From my observations in the wilderness fencerows and open areas, this could be a bonanza year.
It seems that all of the dynamics have come together for a bumper crop of wild raspberry and blackberry.
The winter was warm so few dormant second year canes were frozen. And because it was warm, there was enough other types of winter browse for the whitetail deer that they left the lightly prickled berries alone.
Then there was ample spring rain and cool but frost free blackberry winter. That’s the time when blackberries are blooming but there could be a sudden drop in temperature; thus a blackberry winter.
But it didn’t get so cold that it prevented the flying insects—bees, flies and pollinators— from visiting the white petaled berry blossoms.
Then after the berries began to set fruit, there has been some timely rain to help fill the wilderness dessert crop with juiciness.
Now with some warm daytime temperatures, I’m beginning to see those hard green raspberries blushing red. By the time you are reading this, the center most berry in the cluster will turn a black ripe followed by its cousins on the cane.
Blackberries come along a little later but should be ripening sometime next month.
Then it will be time for bug spray to ward off chiggers, ticks and deer flies, old jeans, a nearly worn out long sleeve shirt, and knee high muck boots with jeans tucked inside them. I’ll have to dig out my re-purposed coffee can with a 12-2 copper wire bail that slips through my old (and another year snugger) belt.
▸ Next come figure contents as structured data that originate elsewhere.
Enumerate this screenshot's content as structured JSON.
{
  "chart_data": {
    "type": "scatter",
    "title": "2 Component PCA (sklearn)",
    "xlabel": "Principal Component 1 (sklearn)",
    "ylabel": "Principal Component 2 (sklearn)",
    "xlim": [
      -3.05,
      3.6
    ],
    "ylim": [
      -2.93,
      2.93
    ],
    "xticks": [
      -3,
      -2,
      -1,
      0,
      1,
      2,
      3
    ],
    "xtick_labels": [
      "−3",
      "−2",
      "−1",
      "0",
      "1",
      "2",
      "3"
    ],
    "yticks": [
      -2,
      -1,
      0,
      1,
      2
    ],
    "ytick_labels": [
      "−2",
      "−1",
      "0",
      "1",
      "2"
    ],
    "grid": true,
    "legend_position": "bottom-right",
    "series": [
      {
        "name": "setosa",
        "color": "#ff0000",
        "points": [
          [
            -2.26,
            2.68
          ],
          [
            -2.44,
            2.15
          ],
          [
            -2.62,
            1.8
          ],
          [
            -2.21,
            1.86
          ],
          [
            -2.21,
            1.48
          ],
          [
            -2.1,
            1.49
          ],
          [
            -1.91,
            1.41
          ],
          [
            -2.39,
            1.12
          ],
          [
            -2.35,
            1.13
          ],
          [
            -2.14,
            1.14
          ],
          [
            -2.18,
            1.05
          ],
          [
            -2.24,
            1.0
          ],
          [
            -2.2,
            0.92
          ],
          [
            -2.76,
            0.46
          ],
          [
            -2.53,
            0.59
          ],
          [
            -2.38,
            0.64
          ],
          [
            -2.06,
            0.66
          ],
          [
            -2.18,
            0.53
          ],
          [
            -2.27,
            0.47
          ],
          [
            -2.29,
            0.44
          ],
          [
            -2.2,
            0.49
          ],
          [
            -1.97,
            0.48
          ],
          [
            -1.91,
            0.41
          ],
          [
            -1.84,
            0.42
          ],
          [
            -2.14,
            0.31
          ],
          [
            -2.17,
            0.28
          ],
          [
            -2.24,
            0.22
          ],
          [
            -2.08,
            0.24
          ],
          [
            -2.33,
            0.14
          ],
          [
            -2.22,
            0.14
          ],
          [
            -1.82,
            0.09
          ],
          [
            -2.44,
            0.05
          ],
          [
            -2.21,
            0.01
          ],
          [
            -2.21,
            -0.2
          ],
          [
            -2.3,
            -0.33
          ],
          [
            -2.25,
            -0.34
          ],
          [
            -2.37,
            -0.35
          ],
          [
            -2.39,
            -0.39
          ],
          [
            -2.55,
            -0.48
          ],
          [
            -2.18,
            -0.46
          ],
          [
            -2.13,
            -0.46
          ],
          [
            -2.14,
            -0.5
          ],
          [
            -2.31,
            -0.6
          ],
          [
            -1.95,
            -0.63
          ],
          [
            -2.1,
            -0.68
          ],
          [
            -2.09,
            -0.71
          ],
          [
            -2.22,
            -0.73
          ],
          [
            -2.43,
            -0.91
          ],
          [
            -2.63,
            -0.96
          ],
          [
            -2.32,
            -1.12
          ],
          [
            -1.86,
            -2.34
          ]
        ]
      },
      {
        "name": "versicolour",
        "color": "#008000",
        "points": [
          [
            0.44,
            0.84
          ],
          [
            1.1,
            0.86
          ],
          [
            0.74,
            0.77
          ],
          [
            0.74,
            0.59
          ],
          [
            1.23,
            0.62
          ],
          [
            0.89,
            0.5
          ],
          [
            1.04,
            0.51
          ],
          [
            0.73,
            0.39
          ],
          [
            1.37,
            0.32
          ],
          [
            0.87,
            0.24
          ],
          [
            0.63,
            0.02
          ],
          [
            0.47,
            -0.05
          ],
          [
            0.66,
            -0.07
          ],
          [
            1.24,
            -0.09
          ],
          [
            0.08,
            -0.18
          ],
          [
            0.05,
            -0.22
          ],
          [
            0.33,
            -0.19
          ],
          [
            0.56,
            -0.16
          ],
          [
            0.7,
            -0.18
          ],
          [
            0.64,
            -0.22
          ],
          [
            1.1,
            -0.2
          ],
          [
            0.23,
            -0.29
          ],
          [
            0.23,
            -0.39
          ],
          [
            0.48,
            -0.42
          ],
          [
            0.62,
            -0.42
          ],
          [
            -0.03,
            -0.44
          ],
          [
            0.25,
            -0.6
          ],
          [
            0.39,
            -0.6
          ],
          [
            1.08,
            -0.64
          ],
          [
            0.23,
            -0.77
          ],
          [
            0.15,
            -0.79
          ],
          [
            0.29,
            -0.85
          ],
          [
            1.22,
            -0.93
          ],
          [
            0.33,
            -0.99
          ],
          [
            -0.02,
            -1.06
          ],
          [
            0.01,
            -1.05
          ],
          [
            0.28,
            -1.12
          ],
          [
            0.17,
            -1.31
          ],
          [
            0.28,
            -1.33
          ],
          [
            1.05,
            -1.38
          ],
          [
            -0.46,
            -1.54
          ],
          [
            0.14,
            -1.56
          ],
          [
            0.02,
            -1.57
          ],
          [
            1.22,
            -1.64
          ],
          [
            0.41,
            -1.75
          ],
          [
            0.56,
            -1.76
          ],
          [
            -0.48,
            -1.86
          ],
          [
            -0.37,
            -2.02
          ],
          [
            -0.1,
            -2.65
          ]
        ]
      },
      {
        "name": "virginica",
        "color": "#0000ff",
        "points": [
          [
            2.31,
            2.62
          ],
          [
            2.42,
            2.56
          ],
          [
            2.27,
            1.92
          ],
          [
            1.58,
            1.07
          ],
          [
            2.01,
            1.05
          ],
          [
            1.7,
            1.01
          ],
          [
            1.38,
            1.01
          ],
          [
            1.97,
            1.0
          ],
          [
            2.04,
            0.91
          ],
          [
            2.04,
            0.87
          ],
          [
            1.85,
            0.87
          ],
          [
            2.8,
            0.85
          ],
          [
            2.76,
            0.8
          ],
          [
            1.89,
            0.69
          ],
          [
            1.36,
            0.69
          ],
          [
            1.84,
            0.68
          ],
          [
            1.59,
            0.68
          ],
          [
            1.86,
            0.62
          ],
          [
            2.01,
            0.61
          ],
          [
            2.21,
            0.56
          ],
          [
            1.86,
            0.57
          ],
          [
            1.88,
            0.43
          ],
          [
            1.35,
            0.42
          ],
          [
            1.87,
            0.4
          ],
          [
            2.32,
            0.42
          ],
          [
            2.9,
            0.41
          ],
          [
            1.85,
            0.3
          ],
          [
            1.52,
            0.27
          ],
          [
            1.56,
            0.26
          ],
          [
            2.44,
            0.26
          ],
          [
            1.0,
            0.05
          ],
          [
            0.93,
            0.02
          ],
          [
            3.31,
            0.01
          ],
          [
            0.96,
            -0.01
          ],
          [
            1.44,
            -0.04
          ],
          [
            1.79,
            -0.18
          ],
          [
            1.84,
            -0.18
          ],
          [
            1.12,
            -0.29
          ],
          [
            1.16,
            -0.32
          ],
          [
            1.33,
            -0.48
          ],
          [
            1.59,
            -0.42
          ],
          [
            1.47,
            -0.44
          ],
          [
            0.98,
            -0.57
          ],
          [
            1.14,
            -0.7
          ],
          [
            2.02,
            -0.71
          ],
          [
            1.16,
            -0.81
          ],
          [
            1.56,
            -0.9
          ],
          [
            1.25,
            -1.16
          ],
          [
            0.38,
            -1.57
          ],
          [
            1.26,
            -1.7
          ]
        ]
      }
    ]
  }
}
Maybe I have room for one more nail hole so my berry picking garb will fit around my expanding and drooping middle.
Putting a berry bucket on my belt frees up both hands for seeking, and doing a index finger and thumb roll to fill my palm with black juicy Hoosier fruit. Soon, I develop a cadence, not unlike milking a cow, I suppose, and my belted berry bucket is promptly filled. Then dump the berries in a bigger kettle and refill the belt bucket.
In my youth I would pick blackberries for my grandma so she could make blackberry jelly. These days I pick enough for a fresh cobbler and some for the freezer for a winter baked dessert.
The rest pf the crop will get pressed into juice for wine.
Blackberry picking is wet work. I get out early in the morning before the bitey bugs are so bad and before the temperature is too uncomfortable. But that means the dew is heavy and my britches and shirt quickly are drenched. As the sun warms the fencerow, my clothes cling tightly. Later the dew is replaced by my own sweat so the clinging continues.
Back at the house, it is simpler to just strip off on the front porch (my closest neighbor is a half-mile and three ridges away so their modesty is intact), then into the shower to take care of any ticks or chiggers which evaded the spray.
I don’t know if my coming berry harvest will be as good as those turn of the 20th century berry pickers you see in our bicentennial reflection photo on page 3 this week, but it gives me a goal.